No doubt the Virginia television station where a disgruntled former employee killed two co-workers during a live broadcast and injured another yesterday, wishes that it had kept that former employee off the premises after his termination. Maybe that would have prevented the tragedy. That’s easy to say now; hindsight being what it is. Although nothing can alleviate the sorrow and loss for the families, friends and co-workers of those victims, employers can take measures in their own workplaces to help ensure that these types of tragedies don’t occur.
First of all, it’s not easy for most employers to genuinely believe that any of their employees could one day resort to murder in their workplace. Some managers and supervisors even shy away or delay addressing the issue of workplace violence because it seems so remote and making it a top priority seems so dramatic, especially when other business is pressing. Although workplace violence of the magnitude seen yesterday at that Virginia television station is rare, it’s worth every employer’s time to create policies and practices that prevent violence on any level in the workplace.

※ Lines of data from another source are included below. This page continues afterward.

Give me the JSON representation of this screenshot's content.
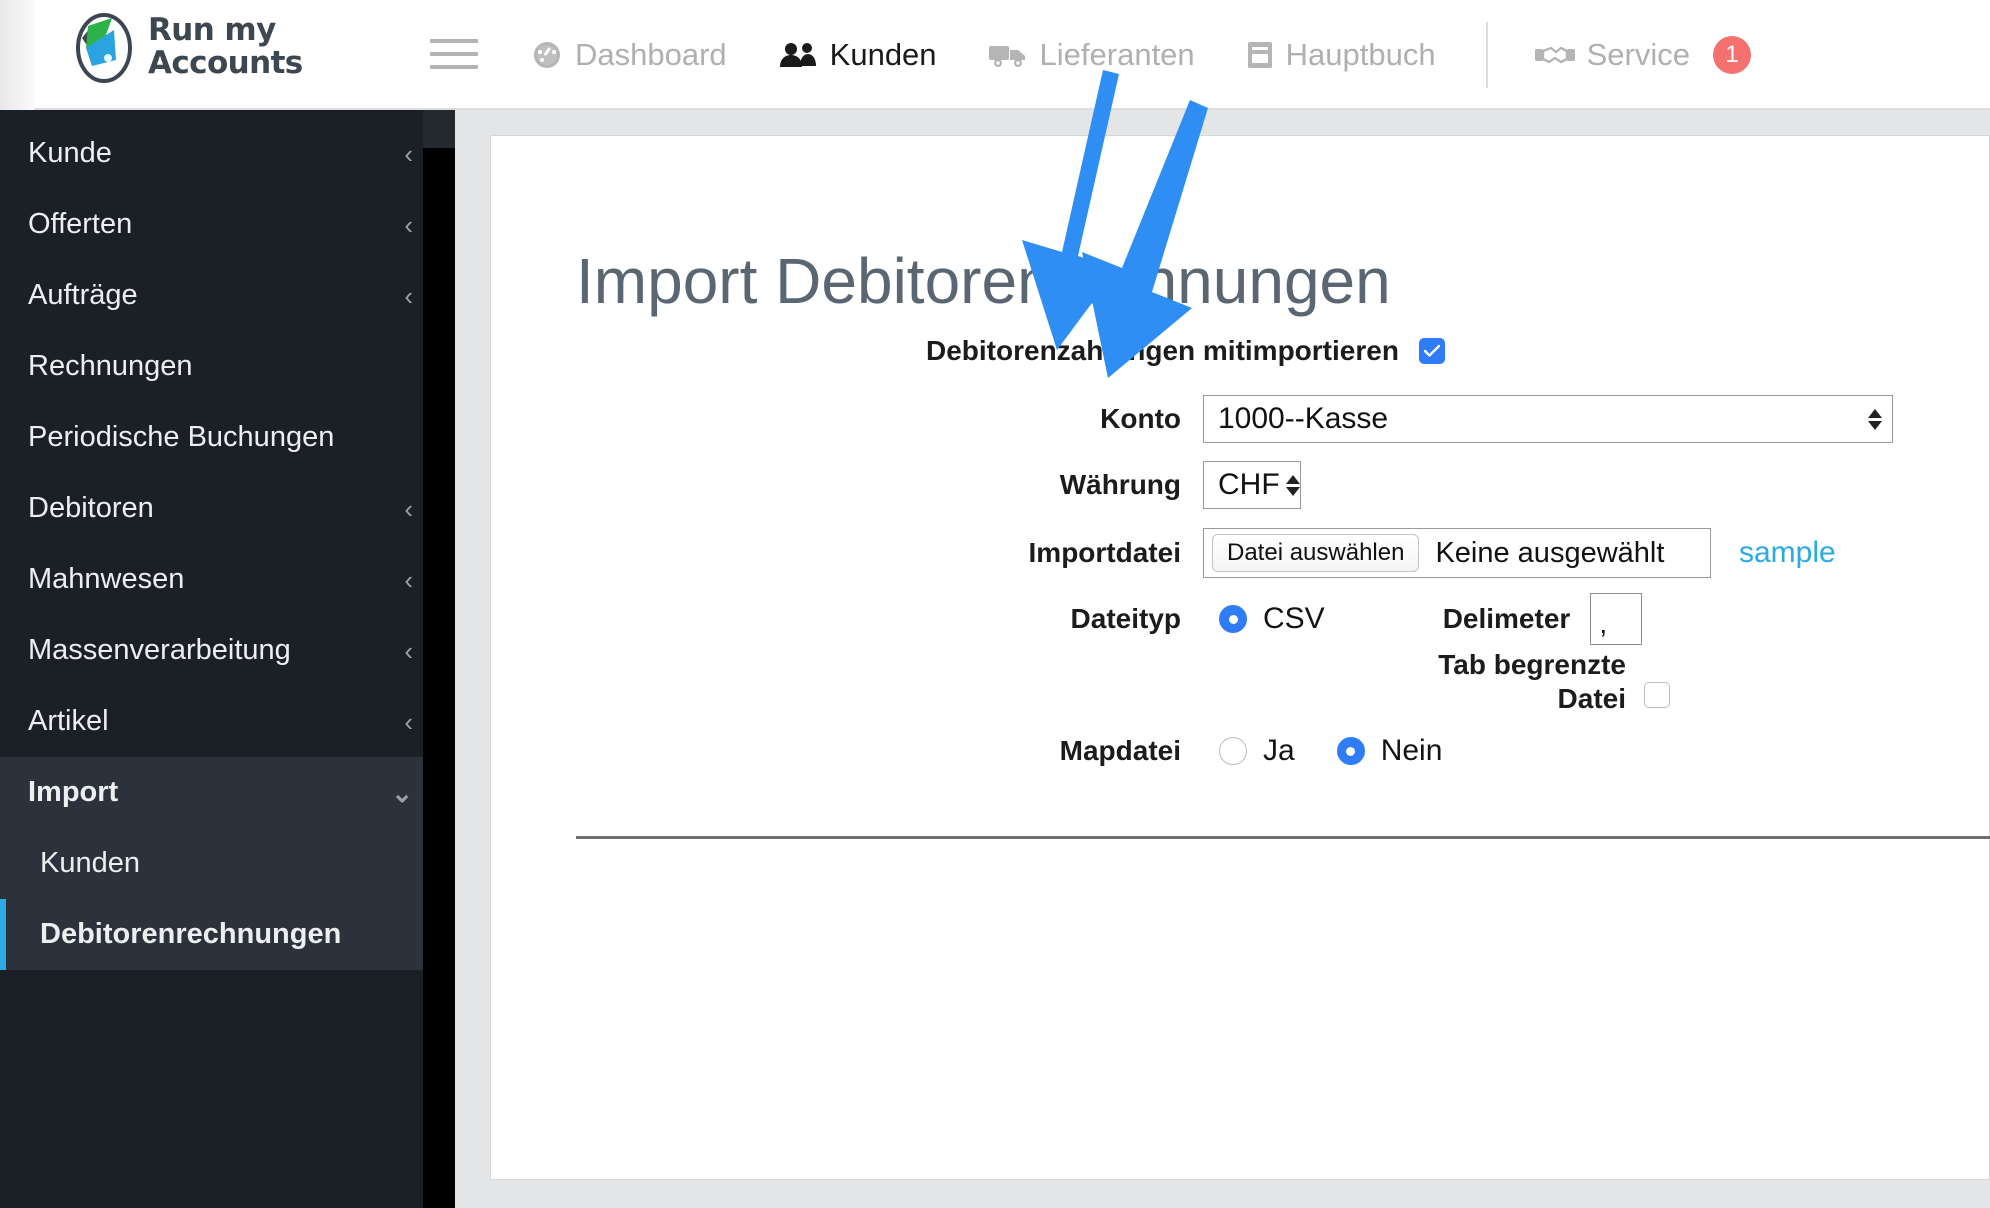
{
  "app": {
    "brand_line1": "Run my",
    "brand_line2": "Accounts"
  },
  "topnav": {
    "menu_toggle": "menu-toggle",
    "items": [
      {
        "label": "Dashboard",
        "icon": "dashboard-icon",
        "active": false
      },
      {
        "label": "Kunden",
        "icon": "users-icon",
        "active": true
      },
      {
        "label": "Lieferanten",
        "icon": "truck-icon",
        "active": false
      },
      {
        "label": "Hauptbuch",
        "icon": "book-icon",
        "active": false
      }
    ],
    "service": {
      "label": "Service",
      "icon": "handshake-icon",
      "badge": "1",
      "badge_color": "#f4716f"
    }
  },
  "sidebar": {
    "items": [
      {
        "label": "Kunde",
        "chevron": "‹"
      },
      {
        "label": "Offerten",
        "chevron": "‹"
      },
      {
        "label": "Aufträge",
        "chevron": "‹"
      },
      {
        "label": "Rechnungen",
        "chevron": ""
      },
      {
        "label": "Periodische Buchungen",
        "chevron": ""
      },
      {
        "label": "Debitoren",
        "chevron": "‹"
      },
      {
        "label": "Mahnwesen",
        "chevron": "‹"
      },
      {
        "label": "Massenverarbeitung",
        "chevron": "‹"
      },
      {
        "label": "Artikel",
        "chevron": "‹"
      }
    ],
    "section": {
      "label": "Import",
      "chevron": "⌄"
    },
    "subitems": [
      {
        "label": "Kunden",
        "active": false
      },
      {
        "label": "Debitorenrechnungen",
        "active": true
      }
    ],
    "accent_color": "#2eaae2"
  },
  "main": {
    "title": "Import Debitorenrechnungen",
    "fields": {
      "mitimportieren": {
        "label": "Debitorenzahlungen mitimportieren",
        "checked": true
      },
      "konto": {
        "label": "Konto",
        "value": "1000--Kasse"
      },
      "waehrung": {
        "label": "Währung",
        "value": "CHF"
      },
      "importdatei": {
        "label": "Importdatei",
        "button": "Datei auswählen",
        "filename": "Keine ausgewählt",
        "sample_link": "sample"
      },
      "dateityp": {
        "label": "Dateityp",
        "option_csv": "CSV",
        "csv_selected": true
      },
      "delimeter": {
        "label": "Delimeter",
        "value": ","
      },
      "tab_begrenzte": {
        "label_line1": "Tab begrenzte",
        "label_line2": "Datei",
        "checked": false
      },
      "mapdatei": {
        "label": "Mapdatei",
        "option_ja": "Ja",
        "option_nein": "Nein",
        "selected": "Nein"
      }
    }
  },
  "colors": {
    "accent_blue": "#2e7df6",
    "link_blue": "#29abe2",
    "sidebar_bg": "#1b2026",
    "sidebar_section_bg": "#2b323b",
    "title_gray": "#5a6672",
    "arrow_blue": "#2f8ef4"
  }
}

First of all, employers should not be afraid to act when an employee threatens violence or exhibits behavior that reasonably leads the employer to believe that he or she may be a danger to themselves or the safety of others. Although violence is sometimes or even often rooted in mental illness (depression caused or exacerbated by loss of a job, failed expectations, or frustrations in the workplace for instance), such behavior is never protected by the Americans with Disabilities Act. It is just never a reasonable accommodation to allow a threatening or violence prone employee to remain in the workplace.

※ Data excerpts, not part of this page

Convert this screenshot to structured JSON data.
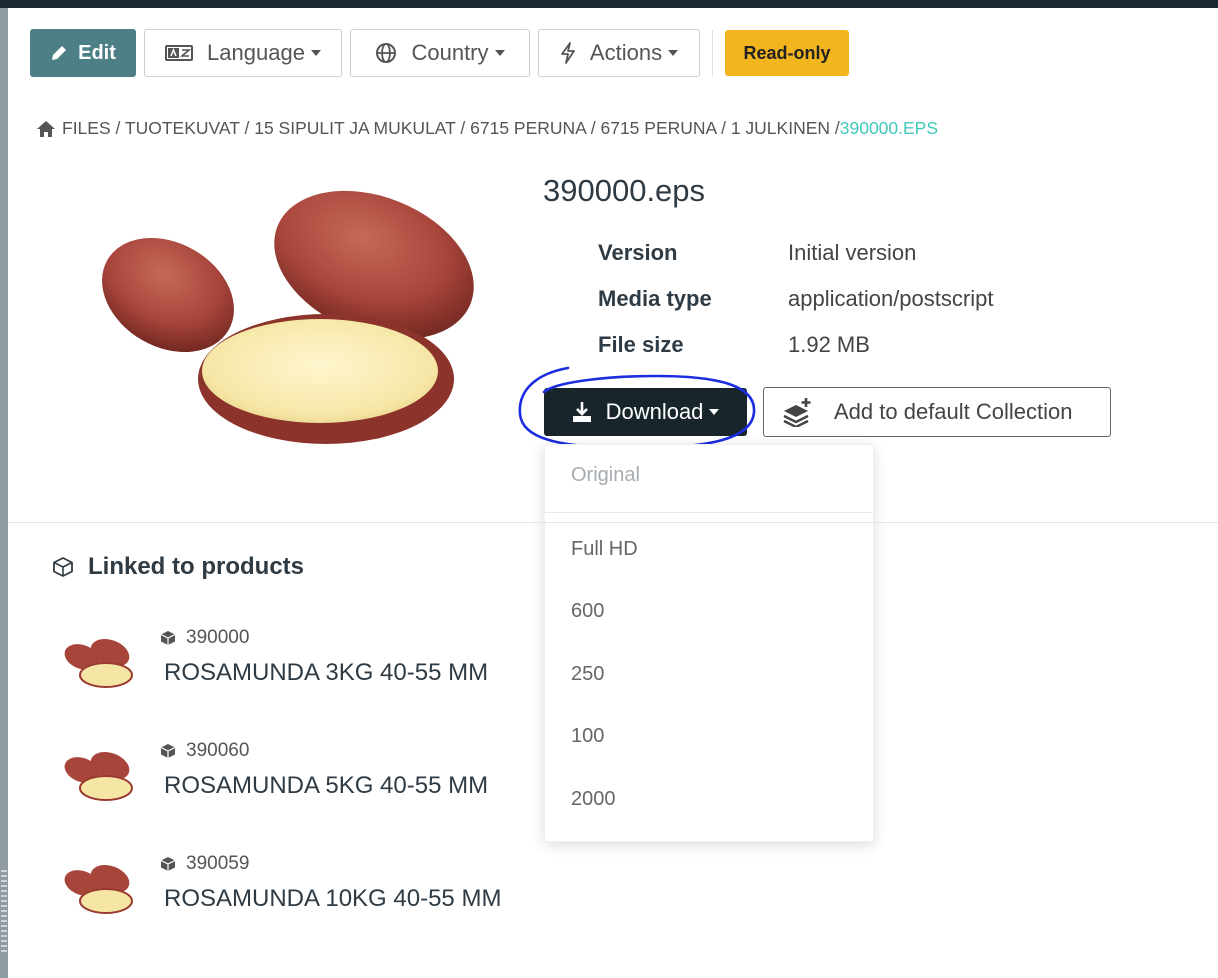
{
  "toolbar": {
    "edit_label": "Edit",
    "language_label": "Language",
    "country_label": "Country",
    "actions_label": "Actions",
    "readonly_badge": "Read-only"
  },
  "breadcrumb": {
    "path": "FILES / TUOTEKUVAT / 15 SIPULIT JA MUKULAT / 6715 PERUNA / 6715 PERUNA / 1 JULKINEN / ",
    "current": "390000.EPS"
  },
  "file": {
    "title": "390000.eps",
    "properties": [
      {
        "key": "Version",
        "value": "Initial version"
      },
      {
        "key": "Media type",
        "value": "application/postscript"
      },
      {
        "key": "File size",
        "value": "1.92 MB"
      }
    ],
    "download_label": "Download",
    "collection_label": "Add to default Collection"
  },
  "download_menu": {
    "header": "Original",
    "options": [
      "Full HD",
      "600",
      "250",
      "100",
      "2000"
    ]
  },
  "linked": {
    "title": "Linked to products",
    "products": [
      {
        "code": "390000",
        "name": "ROSAMUNDA 3KG 40-55 MM"
      },
      {
        "code": "390060",
        "name": "ROSAMUNDA 5KG 40-55 MM"
      },
      {
        "code": "390059",
        "name": "ROSAMUNDA 10KG 40-55 MM"
      }
    ]
  },
  "colors": {
    "edit_button": "#4d7f86",
    "readonly_badge": "#f2b51d",
    "download_button": "#18262c",
    "breadcrumb_current": "#3ec9b9",
    "annotation_ink": "#1a2ee0"
  },
  "icons": {
    "edit": "pencil-icon",
    "language": "language-icon",
    "country": "globe-icon",
    "actions": "bolt-icon",
    "home": "home-icon",
    "download": "download-icon",
    "collection": "layers-plus-icon",
    "linked": "cube-icon",
    "product": "cube-small-icon"
  }
}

Employers can and should deal with these situations quickly. It is always within an employer’s right to send an employee home (sometimes with pay) who is exhibiting violent tendencies, until a physician selected and paid for by the employer declares them fit for duty. It may be a reasonable accommodation under the ADA to provide a leave of absence for an employee to obtain treatment for violent thoughts or even some threatening behavior that is the result of a disability, but the employer does not have to allow an employee to continue working who poses a threat, regardless of the root of that behavior. Additionally, a readily available Employee Assistance Program can help avoid situations from reaching that critical level.

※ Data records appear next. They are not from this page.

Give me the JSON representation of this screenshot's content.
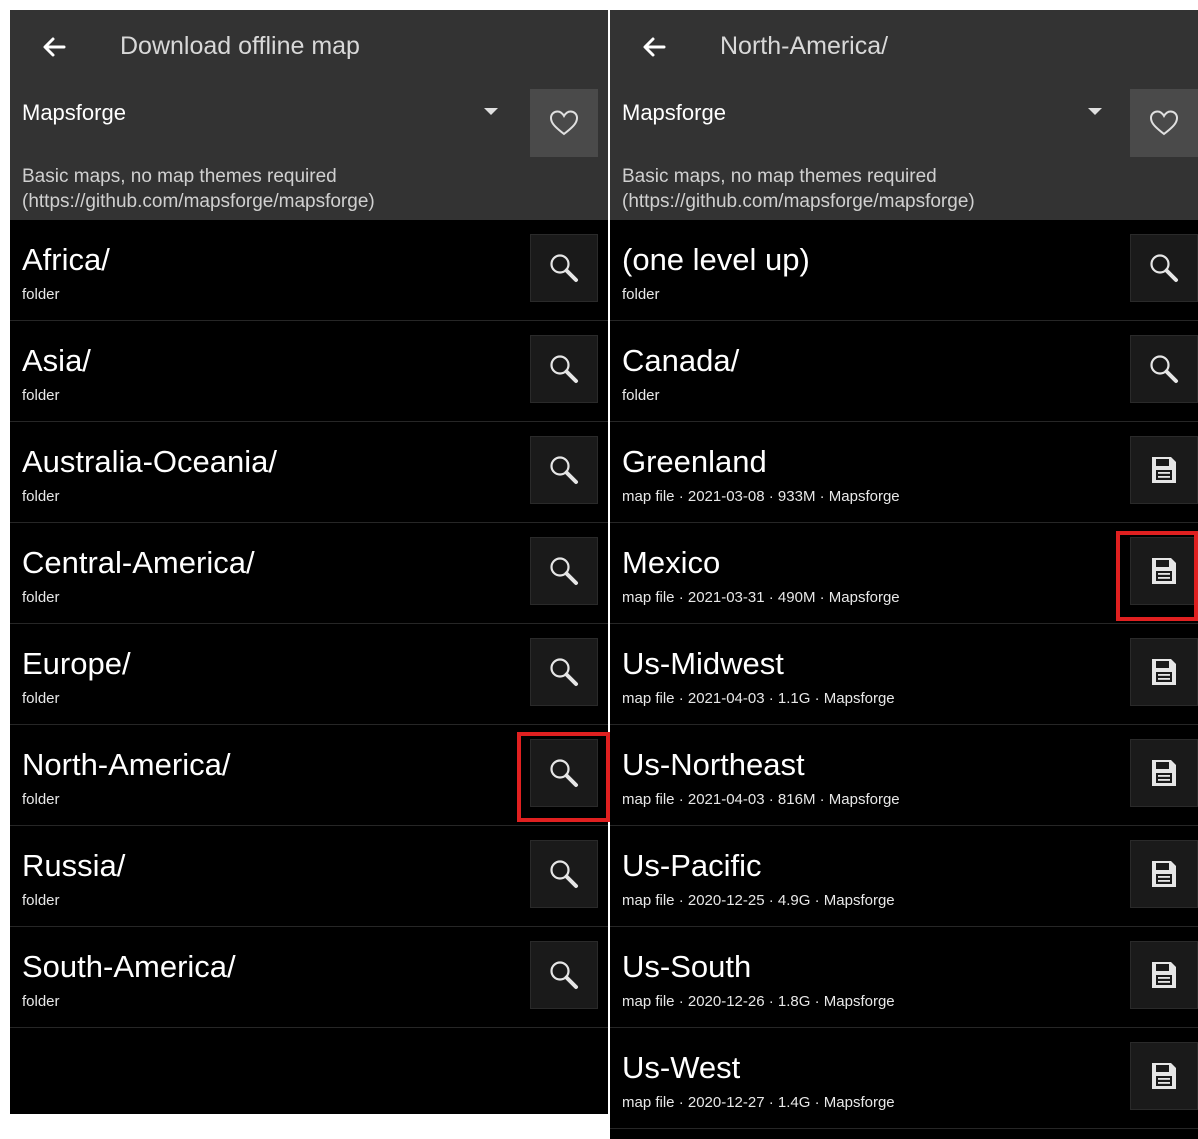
{
  "left": {
    "title": "Download offline map",
    "source": {
      "name": "Mapsforge",
      "description_line1": "Basic maps, no map themes required",
      "description_line2": "(https://github.com/mapsforge/mapsforge)"
    },
    "items": [
      {
        "title": "Africa/",
        "subtitle": "folder"
      },
      {
        "title": "Asia/",
        "subtitle": "folder"
      },
      {
        "title": "Australia-Oceania/",
        "subtitle": "folder"
      },
      {
        "title": "Central-America/",
        "subtitle": "folder"
      },
      {
        "title": "Europe/",
        "subtitle": "folder"
      },
      {
        "title": "North-America/",
        "subtitle": "folder"
      },
      {
        "title": "Russia/",
        "subtitle": "folder"
      },
      {
        "title": "South-America/",
        "subtitle": "folder"
      }
    ]
  },
  "right": {
    "title": "North-America/",
    "source": {
      "name": "Mapsforge",
      "description_line1": "Basic maps, no map themes required",
      "description_line2": "(https://github.com/mapsforge/mapsforge)"
    },
    "items": [
      {
        "title": "(one level up)",
        "subtitle": "folder",
        "action": "search-icon"
      },
      {
        "title": "Canada/",
        "subtitle": "folder",
        "action": "search-icon"
      },
      {
        "title": "Greenland",
        "subtitle": "map file · 2021-03-08 · 933M · Mapsforge",
        "action": "save-icon"
      },
      {
        "title": "Mexico",
        "subtitle": "map file · 2021-03-31 · 490M · Mapsforge",
        "action": "save-icon"
      },
      {
        "title": "Us-Midwest",
        "subtitle": "map file · 2021-04-03 · 1.1G · Mapsforge",
        "action": "save-icon"
      },
      {
        "title": "Us-Northeast",
        "subtitle": "map file · 2021-04-03 · 816M · Mapsforge",
        "action": "save-icon"
      },
      {
        "title": "Us-Pacific",
        "subtitle": "map file · 2020-12-25 · 4.9G · Mapsforge",
        "action": "save-icon"
      },
      {
        "title": "Us-South",
        "subtitle": "map file · 2020-12-26 · 1.8G · Mapsforge",
        "action": "save-icon"
      },
      {
        "title": "Us-West",
        "subtitle": "map file · 2020-12-27 · 1.4G · Mapsforge",
        "action": "save-icon"
      }
    ]
  },
  "colors": {
    "appbar_bg": "#333333",
    "list_bg": "#000000",
    "highlight": "#e02020"
  }
}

Employers should also consider adopting a workplace violence policy or reviewing their current policy. In addition to prohibiting violence in the workplace, it should encourage employees to immediately report safety concerns and reassure them that they will be protected in their good faith reporting of such. Employers are equally wise to include workplace violence awareness in their employee training program. Part of the prevention of future tragedies is to raise awareness of the problem and signs of potential violence.
Discharged employees should be prohibited from entering the workplace without an appointment and an escort. Those that were disgruntled or especially agitated upon discharge should be banned from the workplace entirely. While this is more difficult to enforce in workplaces or work areas that are open to the public, especially governmental workplaces, safety concerns generally supersede the right to enter public facilities, Employees should be instructed to immediately call security if former employees appear who have been identified as safety threats. The same holds true for members of the public who have threatened violence or the employer reasonably believes to be violence prone. In addition, employers should consider other safety enhancing equipment in public areas, such as protective glass or other barriers, panic alarms and surveillance cameras when appropriate.
It may all sound so dramatic, but in an increasingly violence prone world, it is a sad reality that employers must face.